Oxygen response of the wine yeast saccharomyces cerevisiae EC1118 strain grown under carbon-sufficient, nitrogen-limited oenological conditions. http://dx.doi.org/10.1128/AEM.02305-12
Revista : Applied and Environmental MicrobiologyVolumen : 78
Número : 23
Tipo de publicación : ISI Ir a publicación
Abstract
Discrete oxygen additions play a critical role in alcoholic fermentation. However, few studies have quantitated the fate of the dissolved oxygen and its impact on wine yeast cell physiology under oenological conditions. We simulated the range of dissolved oxygen concentrations that occur after a pump-over during the winemaking process, by sparging nitrogen-limited continuous cultures with oxygen-nitrogen gaseous mixtures. When the dissolved oxygen concentration increases from 1.2 to 2.7 μM, yeast cells change from a fully fermentative to a mixed respiro-fermentative metabolism.

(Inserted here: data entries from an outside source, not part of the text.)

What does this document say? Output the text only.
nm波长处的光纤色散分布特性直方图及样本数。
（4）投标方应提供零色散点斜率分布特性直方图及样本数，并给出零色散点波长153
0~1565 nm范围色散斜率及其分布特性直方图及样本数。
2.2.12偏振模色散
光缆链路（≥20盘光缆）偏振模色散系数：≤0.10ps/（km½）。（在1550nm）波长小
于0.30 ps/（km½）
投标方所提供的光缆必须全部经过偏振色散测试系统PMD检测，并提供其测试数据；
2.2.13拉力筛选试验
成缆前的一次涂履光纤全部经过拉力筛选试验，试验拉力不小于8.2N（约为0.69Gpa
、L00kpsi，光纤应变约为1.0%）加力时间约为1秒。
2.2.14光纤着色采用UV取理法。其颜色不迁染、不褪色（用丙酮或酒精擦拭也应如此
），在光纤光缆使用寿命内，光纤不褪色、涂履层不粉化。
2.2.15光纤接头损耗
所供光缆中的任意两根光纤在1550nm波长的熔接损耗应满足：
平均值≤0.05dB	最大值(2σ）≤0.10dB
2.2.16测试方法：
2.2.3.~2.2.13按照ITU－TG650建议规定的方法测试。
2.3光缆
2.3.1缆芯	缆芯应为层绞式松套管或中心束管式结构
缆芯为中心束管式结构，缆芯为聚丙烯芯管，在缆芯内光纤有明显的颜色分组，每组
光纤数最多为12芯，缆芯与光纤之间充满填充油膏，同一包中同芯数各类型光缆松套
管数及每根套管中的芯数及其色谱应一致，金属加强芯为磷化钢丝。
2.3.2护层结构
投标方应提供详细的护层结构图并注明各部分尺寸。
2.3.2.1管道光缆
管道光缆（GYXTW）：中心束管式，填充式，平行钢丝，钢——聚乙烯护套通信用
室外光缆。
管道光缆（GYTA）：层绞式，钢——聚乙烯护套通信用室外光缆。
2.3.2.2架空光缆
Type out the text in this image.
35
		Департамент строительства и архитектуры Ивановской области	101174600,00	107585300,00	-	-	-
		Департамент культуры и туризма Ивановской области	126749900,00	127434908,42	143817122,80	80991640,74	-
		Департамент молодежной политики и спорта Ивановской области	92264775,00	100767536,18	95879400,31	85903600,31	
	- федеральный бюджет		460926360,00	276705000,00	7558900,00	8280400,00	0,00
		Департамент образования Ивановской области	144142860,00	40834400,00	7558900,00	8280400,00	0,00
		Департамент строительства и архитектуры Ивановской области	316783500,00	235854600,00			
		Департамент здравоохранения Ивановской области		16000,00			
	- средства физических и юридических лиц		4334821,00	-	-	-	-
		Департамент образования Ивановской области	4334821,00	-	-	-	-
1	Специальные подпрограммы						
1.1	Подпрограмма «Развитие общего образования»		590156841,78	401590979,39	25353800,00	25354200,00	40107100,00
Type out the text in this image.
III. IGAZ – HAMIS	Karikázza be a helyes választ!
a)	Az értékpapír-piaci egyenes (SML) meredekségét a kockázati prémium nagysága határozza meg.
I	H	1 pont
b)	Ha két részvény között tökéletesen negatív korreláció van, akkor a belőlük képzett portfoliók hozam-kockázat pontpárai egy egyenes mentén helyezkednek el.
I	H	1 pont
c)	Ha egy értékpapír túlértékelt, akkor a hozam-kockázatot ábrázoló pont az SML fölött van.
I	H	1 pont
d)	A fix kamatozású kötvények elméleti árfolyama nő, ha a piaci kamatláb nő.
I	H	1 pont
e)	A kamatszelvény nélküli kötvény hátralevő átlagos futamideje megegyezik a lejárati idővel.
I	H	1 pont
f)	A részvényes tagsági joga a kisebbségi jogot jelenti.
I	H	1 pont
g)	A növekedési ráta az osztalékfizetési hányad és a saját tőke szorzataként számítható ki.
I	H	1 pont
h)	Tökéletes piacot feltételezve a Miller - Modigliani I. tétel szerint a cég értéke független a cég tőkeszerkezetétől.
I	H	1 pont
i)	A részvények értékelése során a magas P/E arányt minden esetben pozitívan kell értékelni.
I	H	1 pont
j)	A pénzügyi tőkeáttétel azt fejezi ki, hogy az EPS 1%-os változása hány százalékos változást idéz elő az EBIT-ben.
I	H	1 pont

This transition is characterized by a switch in the operation of the tricarboxylic acid cycle (TCA) and an activation of NADH shuttling from the cytosol to mitochondria. Nevertheless, fermentative ethanol production remained the major cytosolic NADH sink for all oxygen conditions, suggesting the limitation of mitochondrial NADH reoxidation as the major cause of the Crabtree effect. This is reinforced by the induction of several key respiratory genes by oxygen, despite the high sugar concentration, indicating that oxygen overrides glucose repression. Genes associated with other processes such as proline uptake, cell wall remodeling and oxidative stress were also significantly affected by oxygen. The results of this study indicate that respiration is responsible for a substantial part of the oxygen response in yeast cells during alcoholic fermentation. This information will facilitate the development of temporal oxygen addition strategies to optimize yeast performance in industrial fermentations.